A refreshing agua fresca made with prickly pear fruits.
Cactus fruit (also known as prickly pear or tuna) are a beautiful sight, but can be intimidating. With their spiky spines (called glochids), it is generally best practice to keep your distance. But when they start turning from green to red, and eventually a deep purple, this is a sign that they are ripe and ready to eat. I recommend finding them at the market already de-spined but if you are planning to forage for them, take caution and do your research. Once the glochids are removed they are quite easy to peel. They are also delicious, with a melon-like flavor and a hint of bubblegum. Because of their hard seeds, blending them into a drink is a popular option.
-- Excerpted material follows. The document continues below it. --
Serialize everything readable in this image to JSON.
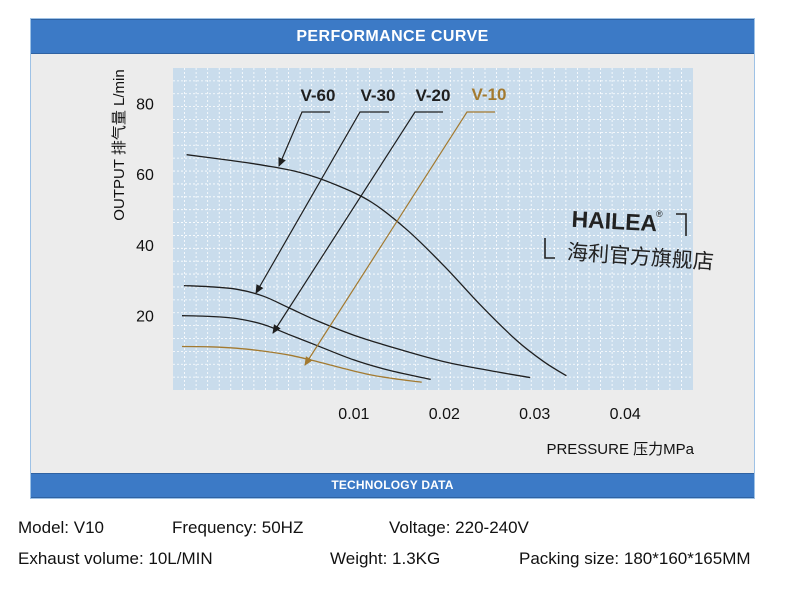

This agua fresca recipe is supremely refreshing and full of that wonderful prickly pear flavor.
Prickly Pear Agua Fresca (Agua de Tuna)
Ingredients
- 4 prickly pears spines (glochids) removed (see note)
- 1 lime peeled
- ¼ cup sugar (see note)
- Pinch salt
- 4 cups water divided
Instructions
- Peel prickly pears: cut off the top and bottom and discard. Make a single cut lengthwise through the skin, cutting just deep enough to reach the fruit underneath. Use the cut to pull away the skin.
- In a blender combine prickly pears, lime, sugar, salt, and 2 cups of water. Blend until smooth.
- Slowly strain prickly pear mixture through a fine mesh sieve into a pitcher or bowl. Add remaining 2 cups of water and stir to combine.
- Refrigerate until chilled. Stir before serving if separated and pour over ice.